No entanto, é importante aprimorar as possibilidades de monitoramento independente. Desta forma, propomos que os portais de transparência disponibilizem os seguintes documentos e informações:
1. Identidade e dados de todos os concorrentes, o que poderia evitar casos bizarros como a aquisição de respiradores em loja de vinhos;
2. Disponibilização de versão (arquivo pdf) da nota fiscal eletrônica emitida pelo fornecedor. Este documento deve estar disponível no portal de transparência antes da
entrega do produto ou serviço, de modo que as pessoas se preparem para fiscalizar in loco a efetiva conclusão da contratação envolvendo dinheiro público;
3. Disponibilização em formato planilha excel (arquivos xlsx) das notas fiscais eletrônicas, em nível de itens adquiridos, de modo a permitir cruzamentos, elaboração de gráficos e tabelas para aprimorar o controle social;
4. Disponibilização, inclusive em redes sociais de órgãos públicos, das datas, horários e locais de entrega dos produtos e/ou serviços adquiridos;
CONCLUSÃO
Diante dos fatos apresentados, ficou claro que é perfeitamente possível trazer para o Brasil experiências bem sucedidas no exterior, especialmente na Dinamarca, considerado o país menos corrupto do mundo.
Em suma, as propostas visam aprimorar a gestão pública e, ao mesmo tempo, facilitar bastante o acompanhamento da gestão e do gasto público pela população.
Mesmo um governo não corrupto deveria seguir as propostas, o que aumentaria sua legitimidade perante a sociedade.
Ao abrir seus dados, o governo mostra que não precisa esconder os motivos das suas escolhas.
Compras superfaturadas, direcionamento de editais e escolha de vencedores, aquisições em empresas fantasmas ou sem capacidade para honrar os contratos, enriquecimento ilícito de servidores públicos e fornecedores, entrega de materiais e serviços em quantidade e/ou qualidade inferiores às contratadas, etc, tudo isso pode e deve ser evitado com o incremento da transparência, especialmente da transparência ativa.
As propostas valem para qualquer época, e não apenas no momento da pandemia.
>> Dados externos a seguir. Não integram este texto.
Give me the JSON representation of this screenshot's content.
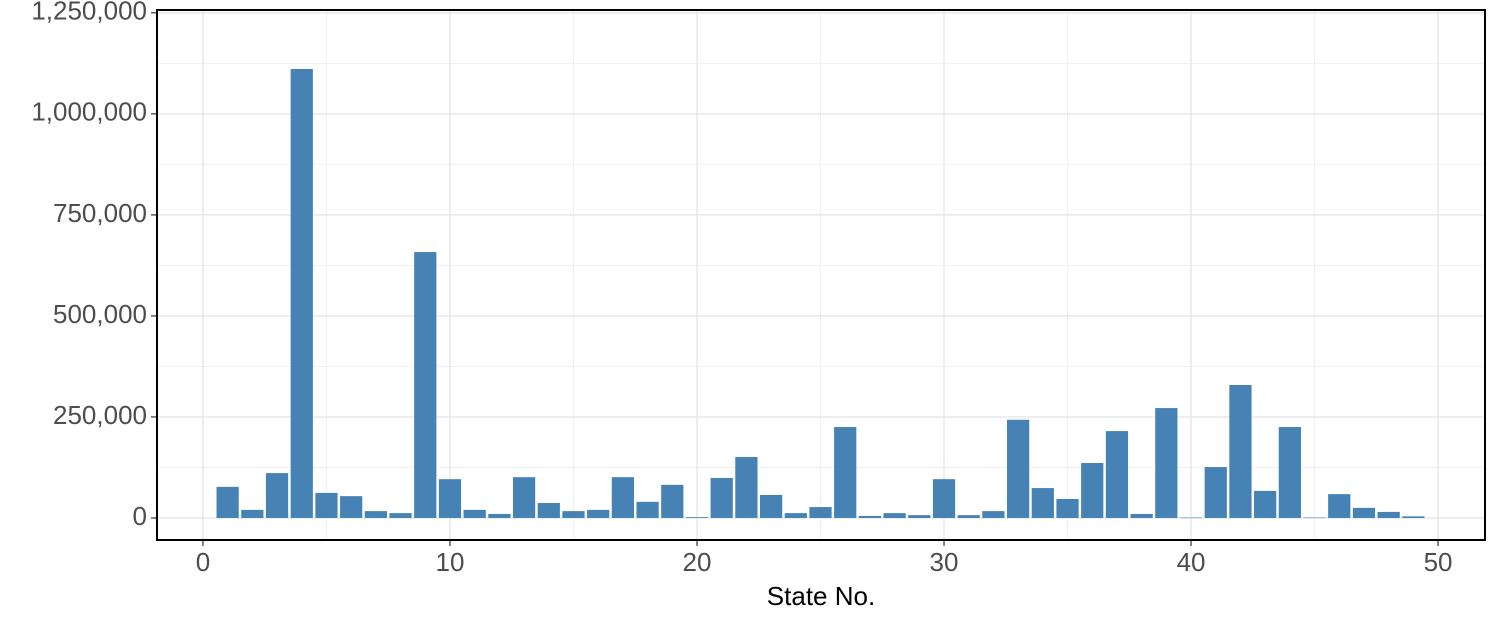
{
  "chart_data": {
    "type": "bar",
    "xlabel": "State No.",
    "x": [
      1,
      2,
      3,
      4,
      5,
      6,
      7,
      8,
      9,
      10,
      11,
      12,
      13,
      14,
      15,
      16,
      17,
      18,
      19,
      20,
      21,
      22,
      23,
      24,
      25,
      26,
      27,
      28,
      29,
      30,
      31,
      32,
      33,
      34,
      35,
      36,
      37,
      38,
      39,
      40,
      41,
      42,
      43,
      44,
      45,
      46,
      47,
      48,
      49
    ],
    "values": [
      77000,
      20000,
      111000,
      1111000,
      62000,
      54000,
      17000,
      12000,
      658000,
      96000,
      20000,
      10000,
      101000,
      37000,
      17000,
      20000,
      101000,
      40000,
      82000,
      2000,
      99000,
      151000,
      57000,
      12000,
      27000,
      225000,
      5000,
      12000,
      7000,
      96000,
      7000,
      17000,
      243000,
      74000,
      47000,
      136000,
      215000,
      10000,
      272000,
      1000,
      126000,
      329000,
      67000,
      225000,
      1000,
      59000,
      25000,
      15000,
      4000
    ],
    "color": "#4682b4",
    "xlim": [
      -1.86,
      51.9
    ],
    "xticks": [
      0,
      10,
      20,
      30,
      40,
      50
    ],
    "ylim": [
      -54500,
      1257000
    ],
    "yticks": [
      0,
      {
        "value": 250000,
        "label": "250,000"
      },
      {
        "value": 500000,
        "label": "500,000"
      },
      {
        "value": 750000,
        "label": "750,000"
      },
      {
        "value": 1000000,
        "label": "1,000,000"
      },
      {
        "value": 1250000,
        "label": "1,250,000"
      }
    ],
    "grid": true,
    "minor_grid": true
  }
}
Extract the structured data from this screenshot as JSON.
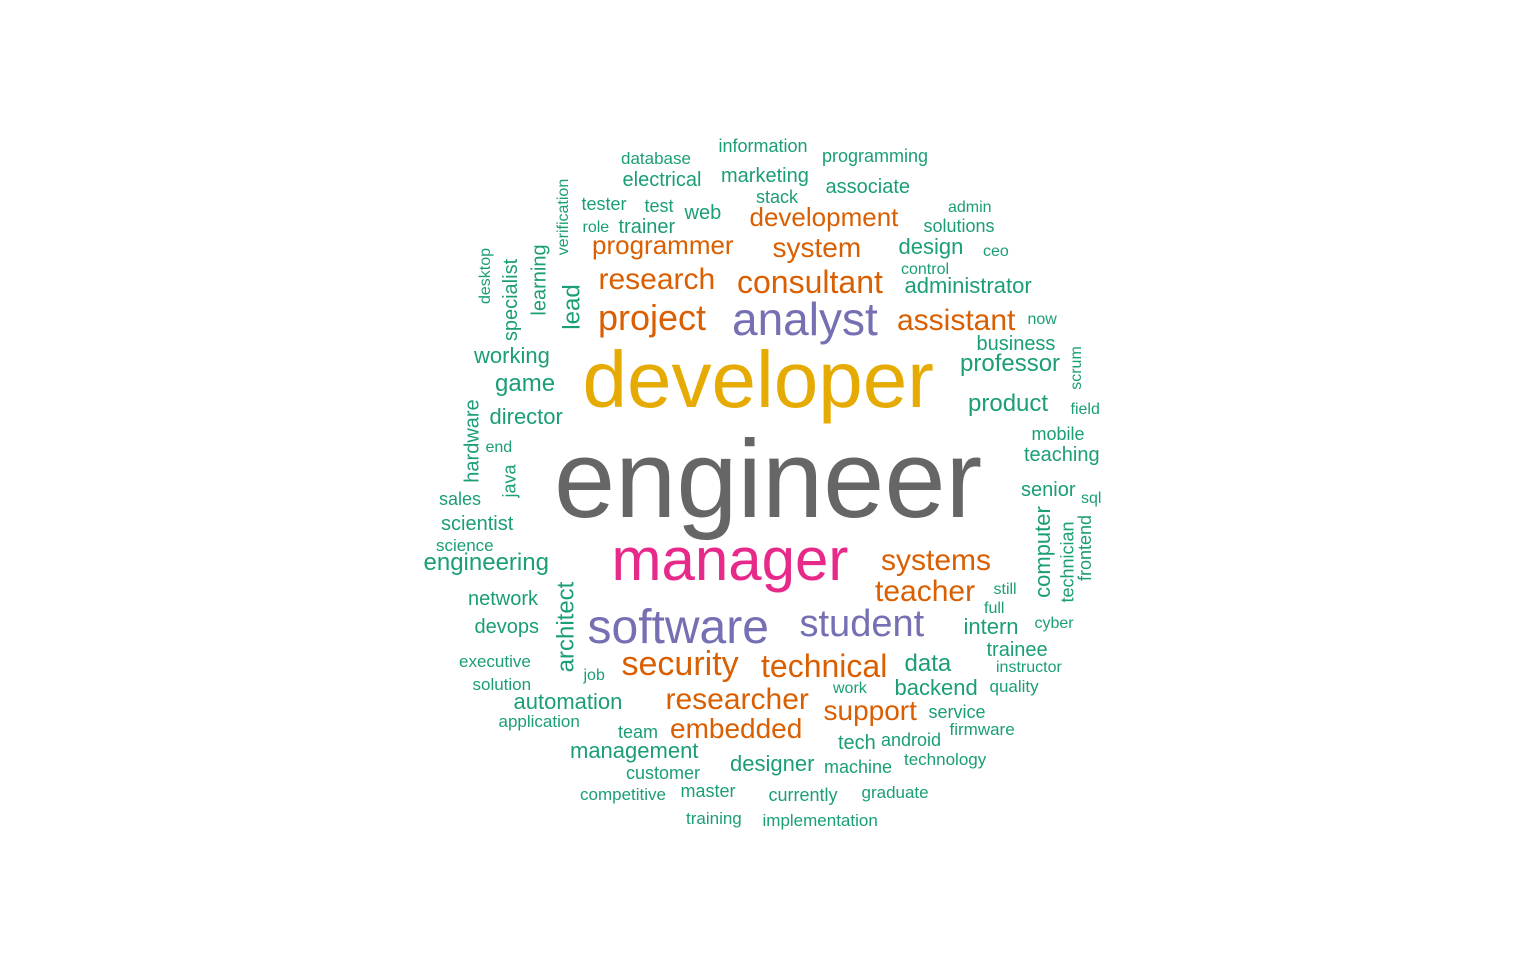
{
  "palette": {
    "c1": "#666666",
    "c2": "#e6ab02",
    "c3": "#e7298a",
    "c4": "#7570b3",
    "c5": "#d95f02",
    "c6": "#1b9e77"
  },
  "words": [
    {
      "text": "engineer",
      "color": "#666666",
      "rank": 1
    },
    {
      "text": "developer",
      "color": "#e6ab02",
      "rank": 2
    },
    {
      "text": "manager",
      "color": "#e7298a",
      "rank": 3
    },
    {
      "text": "software",
      "color": "#7570b3",
      "rank": 4
    },
    {
      "text": "analyst",
      "color": "#7570b3",
      "rank": 5
    },
    {
      "text": "student",
      "color": "#7570b3",
      "rank": 6
    },
    {
      "text": "project",
      "color": "#d95f02",
      "rank": 7
    },
    {
      "text": "security",
      "color": "#d95f02",
      "rank": 8
    },
    {
      "text": "technical",
      "color": "#d95f02",
      "rank": 9
    },
    {
      "text": "consultant",
      "color": "#d95f02",
      "rank": 10
    },
    {
      "text": "research",
      "color": "#d95f02",
      "rank": 11
    },
    {
      "text": "researcher",
      "color": "#d95f02",
      "rank": 12
    },
    {
      "text": "systems",
      "color": "#d95f02",
      "rank": 13
    },
    {
      "text": "teacher",
      "color": "#d95f02",
      "rank": 14
    },
    {
      "text": "assistant",
      "color": "#d95f02",
      "rank": 15
    },
    {
      "text": "embedded",
      "color": "#d95f02",
      "rank": 16
    },
    {
      "text": "support",
      "color": "#d95f02",
      "rank": 17
    },
    {
      "text": "system",
      "color": "#d95f02",
      "rank": 18
    },
    {
      "text": "programmer",
      "color": "#d95f02",
      "rank": 19
    },
    {
      "text": "development",
      "color": "#d95f02",
      "rank": 20
    },
    {
      "text": "engineering",
      "color": "#1b9e77",
      "rank": 21
    },
    {
      "text": "architect",
      "color": "#1b9e77",
      "rank": 22
    },
    {
      "text": "product",
      "color": "#1b9e77",
      "rank": 23
    },
    {
      "text": "professor",
      "color": "#1b9e77",
      "rank": 24
    },
    {
      "text": "lead",
      "color": "#1b9e77",
      "rank": 25
    },
    {
      "text": "data",
      "color": "#1b9e77",
      "rank": 26
    },
    {
      "text": "game",
      "color": "#1b9e77",
      "rank": 27
    },
    {
      "text": "intern",
      "color": "#1b9e77",
      "rank": 28
    },
    {
      "text": "backend",
      "color": "#1b9e77",
      "rank": 29
    },
    {
      "text": "automation",
      "color": "#1b9e77",
      "rank": 30
    },
    {
      "text": "management",
      "color": "#1b9e77",
      "rank": 31
    },
    {
      "text": "designer",
      "color": "#1b9e77",
      "rank": 32
    },
    {
      "text": "design",
      "color": "#1b9e77",
      "rank": 33
    },
    {
      "text": "administrator",
      "color": "#1b9e77",
      "rank": 34
    },
    {
      "text": "computer",
      "color": "#1b9e77",
      "rank": 35
    },
    {
      "text": "director",
      "color": "#1b9e77",
      "rank": 36
    },
    {
      "text": "working",
      "color": "#1b9e77",
      "rank": 37
    },
    {
      "text": "scientist",
      "color": "#1b9e77",
      "rank": 38
    },
    {
      "text": "network",
      "color": "#1b9e77",
      "rank": 39
    },
    {
      "text": "devops",
      "color": "#1b9e77",
      "rank": 40
    },
    {
      "text": "tech",
      "color": "#1b9e77",
      "rank": 41
    },
    {
      "text": "hardware",
      "color": "#1b9e77",
      "rank": 42
    },
    {
      "text": "web",
      "color": "#1b9e77",
      "rank": 43
    },
    {
      "text": "electrical",
      "color": "#1b9e77",
      "rank": 44
    },
    {
      "text": "trainer",
      "color": "#1b9e77",
      "rank": 45
    },
    {
      "text": "learning",
      "color": "#1b9e77",
      "rank": 46
    },
    {
      "text": "specialist",
      "color": "#1b9e77",
      "rank": 47
    },
    {
      "text": "senior",
      "color": "#1b9e77",
      "rank": 48
    },
    {
      "text": "teaching",
      "color": "#1b9e77",
      "rank": 49
    },
    {
      "text": "business",
      "color": "#1b9e77",
      "rank": 50
    },
    {
      "text": "trainee",
      "color": "#1b9e77",
      "rank": 51
    },
    {
      "text": "marketing",
      "color": "#1b9e77",
      "rank": 52
    },
    {
      "text": "associate",
      "color": "#1b9e77",
      "rank": 53
    },
    {
      "text": "tester",
      "color": "#1b9e77",
      "rank": 54
    },
    {
      "text": "solutions",
      "color": "#1b9e77",
      "rank": 55
    },
    {
      "text": "technician",
      "color": "#1b9e77",
      "rank": 56
    },
    {
      "text": "machine",
      "color": "#1b9e77",
      "rank": 57
    },
    {
      "text": "service",
      "color": "#1b9e77",
      "rank": 58
    },
    {
      "text": "android",
      "color": "#1b9e77",
      "rank": 59
    },
    {
      "text": "team",
      "color": "#1b9e77",
      "rank": 60
    },
    {
      "text": "master",
      "color": "#1b9e77",
      "rank": 61
    },
    {
      "text": "currently",
      "color": "#1b9e77",
      "rank": 62
    },
    {
      "text": "customer",
      "color": "#1b9e77",
      "rank": 63
    },
    {
      "text": "mobile",
      "color": "#1b9e77",
      "rank": 64
    },
    {
      "text": "sales",
      "color": "#1b9e77",
      "rank": 65
    },
    {
      "text": "java",
      "color": "#1b9e77",
      "rank": 66
    },
    {
      "text": "frontend",
      "color": "#1b9e77",
      "rank": 67
    },
    {
      "text": "information",
      "color": "#1b9e77",
      "rank": 68
    },
    {
      "text": "programming",
      "color": "#1b9e77",
      "rank": 69
    },
    {
      "text": "database",
      "color": "#1b9e77",
      "rank": 70
    },
    {
      "text": "test",
      "color": "#1b9e77",
      "rank": 71
    },
    {
      "text": "stack",
      "color": "#1b9e77",
      "rank": 72
    },
    {
      "text": "executive",
      "color": "#1b9e77",
      "rank": 73
    },
    {
      "text": "solution",
      "color": "#1b9e77",
      "rank": 74
    },
    {
      "text": "application",
      "color": "#1b9e77",
      "rank": 75
    },
    {
      "text": "science",
      "color": "#1b9e77",
      "rank": 76
    },
    {
      "text": "competitive",
      "color": "#1b9e77",
      "rank": 77
    },
    {
      "text": "training",
      "color": "#1b9e77",
      "rank": 78
    },
    {
      "text": "implementation",
      "color": "#1b9e77",
      "rank": 79
    },
    {
      "text": "graduate",
      "color": "#1b9e77",
      "rank": 80
    },
    {
      "text": "technology",
      "color": "#1b9e77",
      "rank": 81
    },
    {
      "text": "firmware",
      "color": "#1b9e77",
      "rank": 82
    },
    {
      "text": "quality",
      "color": "#1b9e77",
      "rank": 83
    },
    {
      "text": "instructor",
      "color": "#1b9e77",
      "rank": 84
    },
    {
      "text": "cyber",
      "color": "#1b9e77",
      "rank": 85
    },
    {
      "text": "full",
      "color": "#1b9e77",
      "rank": 86
    },
    {
      "text": "still",
      "color": "#1b9e77",
      "rank": 87
    },
    {
      "text": "sql",
      "color": "#1b9e77",
      "rank": 88
    },
    {
      "text": "field",
      "color": "#1b9e77",
      "rank": 89
    },
    {
      "text": "scrum",
      "color": "#1b9e77",
      "rank": 90
    },
    {
      "text": "now",
      "color": "#1b9e77",
      "rank": 91
    },
    {
      "text": "control",
      "color": "#1b9e77",
      "rank": 92
    },
    {
      "text": "ceo",
      "color": "#1b9e77",
      "rank": 93
    },
    {
      "text": "admin",
      "color": "#1b9e77",
      "rank": 94
    },
    {
      "text": "role",
      "color": "#1b9e77",
      "rank": 95
    },
    {
      "text": "verification",
      "color": "#1b9e77",
      "rank": 96
    },
    {
      "text": "desktop",
      "color": "#1b9e77",
      "rank": 97
    },
    {
      "text": "end",
      "color": "#1b9e77",
      "rank": 98
    },
    {
      "text": "job",
      "color": "#1b9e77",
      "rank": 99
    },
    {
      "text": "work",
      "color": "#1b9e77",
      "rank": 100
    }
  ]
}
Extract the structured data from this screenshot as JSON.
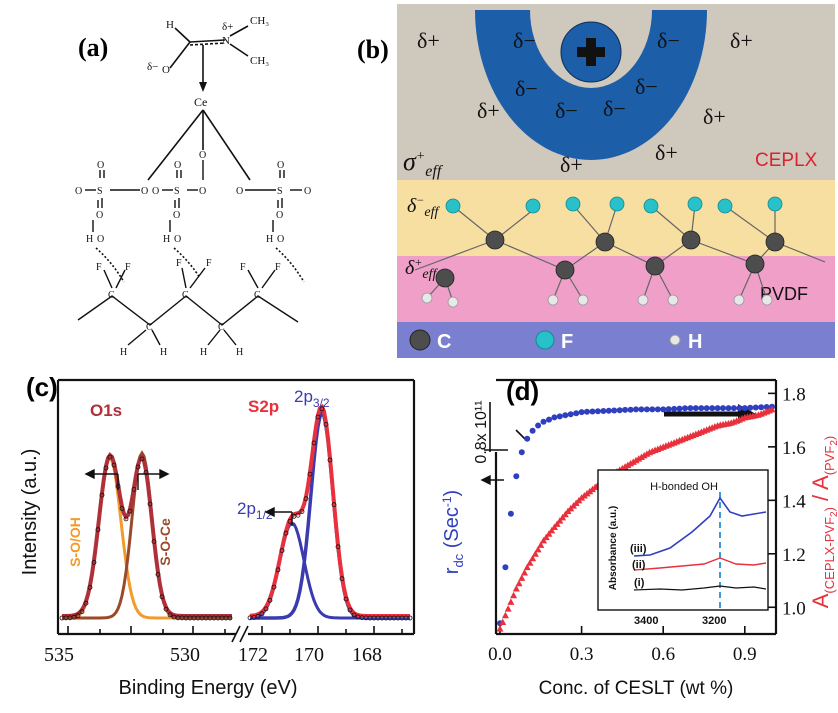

Como na pandemia há uma maior flexibilização das regras, visando o rápido combate da grave doença, talvez algumas das nossas propostas para melhorar a atuação dos órgãos públicos não sejam aplicáveis. Porém, seria neste momento, que nossas propostas de incremento do monitoramento independente se tornem mais valiosas.
Imaginemos uma compra de uma prefeitura onde tanto servidores quanto fornecedores pretendam agir de má fé, por exemplo, numa compra expressiva de máscaras. A partir do momento que dados do fornecedor, notas fiscais, bem como local e data de entrega, são previamente informados nos portais de transparência (ou até mesmo nas redes sociais), a percepção de risco para o corrupto se torna bem maior. Podemos sonhar com o dia em que o brasileiro será mais ativo e atuante no controle social, porém, mesmo antes dessa mudança de cultura, os instrumentos para o controle devem estar disponíveis.
Com ou sem pandemia, a corrupção faz estragos em qualquer sociedade. Ela é como uma doença e precisa de uma vacina. A vacina aqui proposta se chama transparência ativa. Aumentando a transparência ativa, vamos reduzir a corrupção.